Лицо ныло, стреляло в плече, плохо сгибалась в колене нога. Но внешне почти ничего и не видно. «Тварь постаралась», – подумал мельком и прогнал мысль, чтоб не вспоминать, как мягко скользило ночью по коже сухое длинное тело.
Телефон зазвонил сам, когда Витька шел по гулкому серому полу к хвосту очереди в кассу. Не торопился доставать. Сначала занял очередь, отошел чуть в сторону. И приготовился слушать Степана. Тот не сказал много:
– Ты на улице?
Витька тоже говорить особо не стремился:
– Да.
– Газету купи.
– Какую?
– Любую. Московскую… Перезвонишь мне.
И отключился.
Витька стоял, отражаясь в ярких обложечках детективов и дамских романов. Смотрел на портрет Сеницкого, забыв про очередь. За спиной в широкие двери втекали, таща сумки и чемоданы, серые и черные люди. Обошла его, изящно изогнувшись, почти Лидочка – в короткой шубке и с ключиками на пальце. Напротив, утопая в жесткой шинели, как в фанерном шкафу, топтался милиционер.
– Степ?…
– Не знаю, не пойму я ничего, – неохотно сказал игрушечный голос напарника в нагретую дыханием трубку, – Тинка утром разбудила, ревет, икает. Сказала, в постели умер, утром нашли.
– Написано – аллергия какая-то…
– Да не было у него аллергии, бля! Она б знала! Это они про пятна…
– Какие пятна, Степ? – в горле шуршало и что-то вспухло, мешая говорить.
– Хрен знает. Она сказала, вроде на животе все в пятнах и красные точки. Думали сперва укололся как-то странно, передоз. Но Тинка же знает, он здоровье берег, все время быть в форме хотел, типа.
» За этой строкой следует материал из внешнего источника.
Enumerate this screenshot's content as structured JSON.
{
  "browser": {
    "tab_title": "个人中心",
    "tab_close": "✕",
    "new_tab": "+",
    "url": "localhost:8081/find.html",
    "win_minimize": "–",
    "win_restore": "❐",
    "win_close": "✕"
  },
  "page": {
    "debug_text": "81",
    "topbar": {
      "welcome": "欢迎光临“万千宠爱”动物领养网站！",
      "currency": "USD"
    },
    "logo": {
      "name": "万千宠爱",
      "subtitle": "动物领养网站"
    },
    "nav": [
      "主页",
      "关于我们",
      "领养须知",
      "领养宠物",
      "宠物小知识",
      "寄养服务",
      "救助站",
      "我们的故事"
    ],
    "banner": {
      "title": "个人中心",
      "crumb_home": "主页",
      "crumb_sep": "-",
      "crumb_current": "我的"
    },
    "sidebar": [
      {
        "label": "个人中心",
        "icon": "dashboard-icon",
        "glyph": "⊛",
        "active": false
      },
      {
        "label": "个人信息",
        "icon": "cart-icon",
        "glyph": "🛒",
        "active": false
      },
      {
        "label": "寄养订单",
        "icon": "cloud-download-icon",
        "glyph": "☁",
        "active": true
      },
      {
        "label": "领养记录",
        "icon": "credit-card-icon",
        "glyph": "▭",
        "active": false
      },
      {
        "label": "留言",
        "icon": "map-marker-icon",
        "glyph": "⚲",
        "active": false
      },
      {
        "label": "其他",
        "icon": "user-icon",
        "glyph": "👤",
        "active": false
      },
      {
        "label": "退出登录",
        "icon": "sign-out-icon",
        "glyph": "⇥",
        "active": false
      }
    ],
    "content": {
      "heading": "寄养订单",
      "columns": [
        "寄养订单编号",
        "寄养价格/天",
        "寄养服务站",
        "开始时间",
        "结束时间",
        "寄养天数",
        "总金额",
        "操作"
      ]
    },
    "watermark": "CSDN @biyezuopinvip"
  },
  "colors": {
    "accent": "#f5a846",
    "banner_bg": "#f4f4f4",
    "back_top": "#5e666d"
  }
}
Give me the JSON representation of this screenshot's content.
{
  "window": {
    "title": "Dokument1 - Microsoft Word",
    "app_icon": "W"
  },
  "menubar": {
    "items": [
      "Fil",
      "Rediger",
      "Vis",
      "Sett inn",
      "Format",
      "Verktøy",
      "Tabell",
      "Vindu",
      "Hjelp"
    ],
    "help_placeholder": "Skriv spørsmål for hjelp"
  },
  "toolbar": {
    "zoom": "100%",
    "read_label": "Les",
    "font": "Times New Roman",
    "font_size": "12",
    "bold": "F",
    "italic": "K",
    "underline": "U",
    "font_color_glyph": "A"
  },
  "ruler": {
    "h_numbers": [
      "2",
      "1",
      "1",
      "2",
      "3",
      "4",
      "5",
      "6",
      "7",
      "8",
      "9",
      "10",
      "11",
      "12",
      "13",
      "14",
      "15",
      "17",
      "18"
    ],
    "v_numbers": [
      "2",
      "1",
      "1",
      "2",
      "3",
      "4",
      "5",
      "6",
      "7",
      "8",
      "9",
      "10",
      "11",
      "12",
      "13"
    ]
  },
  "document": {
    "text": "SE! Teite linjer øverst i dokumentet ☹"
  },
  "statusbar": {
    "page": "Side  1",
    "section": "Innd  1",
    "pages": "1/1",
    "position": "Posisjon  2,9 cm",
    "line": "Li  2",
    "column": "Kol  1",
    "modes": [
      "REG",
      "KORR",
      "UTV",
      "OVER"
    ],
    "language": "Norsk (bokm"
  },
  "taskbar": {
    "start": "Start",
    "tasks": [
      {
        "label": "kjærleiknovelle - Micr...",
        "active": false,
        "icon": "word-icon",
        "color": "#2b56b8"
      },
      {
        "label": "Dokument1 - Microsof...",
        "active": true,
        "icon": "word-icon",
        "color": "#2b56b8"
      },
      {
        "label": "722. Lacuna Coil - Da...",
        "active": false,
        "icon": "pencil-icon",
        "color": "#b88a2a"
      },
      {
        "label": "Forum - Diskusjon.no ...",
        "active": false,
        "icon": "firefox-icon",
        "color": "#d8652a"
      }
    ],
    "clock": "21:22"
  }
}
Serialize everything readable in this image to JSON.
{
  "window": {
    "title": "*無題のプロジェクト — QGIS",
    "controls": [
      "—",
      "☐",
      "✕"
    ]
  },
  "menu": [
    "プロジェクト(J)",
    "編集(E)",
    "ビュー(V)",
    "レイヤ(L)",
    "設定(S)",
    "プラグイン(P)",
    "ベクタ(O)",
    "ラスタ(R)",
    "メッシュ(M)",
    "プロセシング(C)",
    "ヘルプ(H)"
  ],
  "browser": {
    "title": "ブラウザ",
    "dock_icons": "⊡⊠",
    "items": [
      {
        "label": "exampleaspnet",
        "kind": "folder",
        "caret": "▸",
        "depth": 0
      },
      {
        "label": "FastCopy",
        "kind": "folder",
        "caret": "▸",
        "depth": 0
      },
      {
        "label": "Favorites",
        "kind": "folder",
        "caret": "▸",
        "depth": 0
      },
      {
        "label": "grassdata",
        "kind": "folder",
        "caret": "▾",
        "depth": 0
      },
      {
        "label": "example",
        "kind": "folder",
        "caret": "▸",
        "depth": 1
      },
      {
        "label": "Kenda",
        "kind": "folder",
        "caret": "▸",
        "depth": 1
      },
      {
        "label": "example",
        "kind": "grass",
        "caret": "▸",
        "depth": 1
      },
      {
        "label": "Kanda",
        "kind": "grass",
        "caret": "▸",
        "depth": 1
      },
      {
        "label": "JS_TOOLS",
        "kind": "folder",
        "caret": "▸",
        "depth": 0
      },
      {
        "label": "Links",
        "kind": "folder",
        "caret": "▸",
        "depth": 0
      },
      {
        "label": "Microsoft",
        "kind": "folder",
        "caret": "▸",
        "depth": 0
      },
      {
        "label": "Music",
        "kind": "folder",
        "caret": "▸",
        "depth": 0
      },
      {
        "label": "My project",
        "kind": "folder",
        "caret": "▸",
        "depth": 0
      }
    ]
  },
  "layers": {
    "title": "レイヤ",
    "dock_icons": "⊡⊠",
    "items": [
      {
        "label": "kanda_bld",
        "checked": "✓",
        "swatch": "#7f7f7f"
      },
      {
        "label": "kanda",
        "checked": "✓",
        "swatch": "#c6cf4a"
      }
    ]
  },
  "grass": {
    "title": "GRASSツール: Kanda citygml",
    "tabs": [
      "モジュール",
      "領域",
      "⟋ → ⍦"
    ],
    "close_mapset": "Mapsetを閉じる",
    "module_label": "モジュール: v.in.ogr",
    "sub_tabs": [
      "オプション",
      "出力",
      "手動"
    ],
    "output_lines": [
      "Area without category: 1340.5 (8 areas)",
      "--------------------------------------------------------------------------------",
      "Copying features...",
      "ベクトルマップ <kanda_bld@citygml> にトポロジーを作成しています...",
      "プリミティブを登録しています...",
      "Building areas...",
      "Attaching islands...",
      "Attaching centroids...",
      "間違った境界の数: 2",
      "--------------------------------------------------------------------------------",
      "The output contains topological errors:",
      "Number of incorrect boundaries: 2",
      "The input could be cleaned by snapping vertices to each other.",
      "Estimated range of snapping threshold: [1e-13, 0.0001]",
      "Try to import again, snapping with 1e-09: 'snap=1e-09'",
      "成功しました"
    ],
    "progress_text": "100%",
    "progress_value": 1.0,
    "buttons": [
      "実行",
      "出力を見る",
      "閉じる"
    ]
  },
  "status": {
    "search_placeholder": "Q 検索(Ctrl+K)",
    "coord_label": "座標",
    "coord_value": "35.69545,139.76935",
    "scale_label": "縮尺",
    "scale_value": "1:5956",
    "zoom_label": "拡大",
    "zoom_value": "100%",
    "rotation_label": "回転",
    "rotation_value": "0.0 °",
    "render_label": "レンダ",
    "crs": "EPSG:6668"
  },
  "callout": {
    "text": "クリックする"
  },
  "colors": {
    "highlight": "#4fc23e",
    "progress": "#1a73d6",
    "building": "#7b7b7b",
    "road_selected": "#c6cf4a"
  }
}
В общем, одни сплетни и ничего не ясно.
– Не ясно… – повторил Витька, смотря в упор, и не видя, как машет ему неуклюжая тетка, что уже перед окошком кассы.
– Ясно…
– Что тебе ясно? Я, брат, ничего не пойму!
– Степ, я перезвоню тебе.
Он отключился и долго жал на красную кнопочку, наблюдая, как гаснет экран. Сунул мертвую машинку в карман, и как раз успел – перед теткой.
Он не поехал через Киев. И к деду решил – не поедет.
Мама со своим зубником, красивая, сероглазая, всегда чуть встревоженная мама…
Немногословный дед, что все лето носил прореженные временем до ветхости семейные трусы и, напившись раз в месяц, обязательно уходил в море на старой рыбацкой лодке, просто так.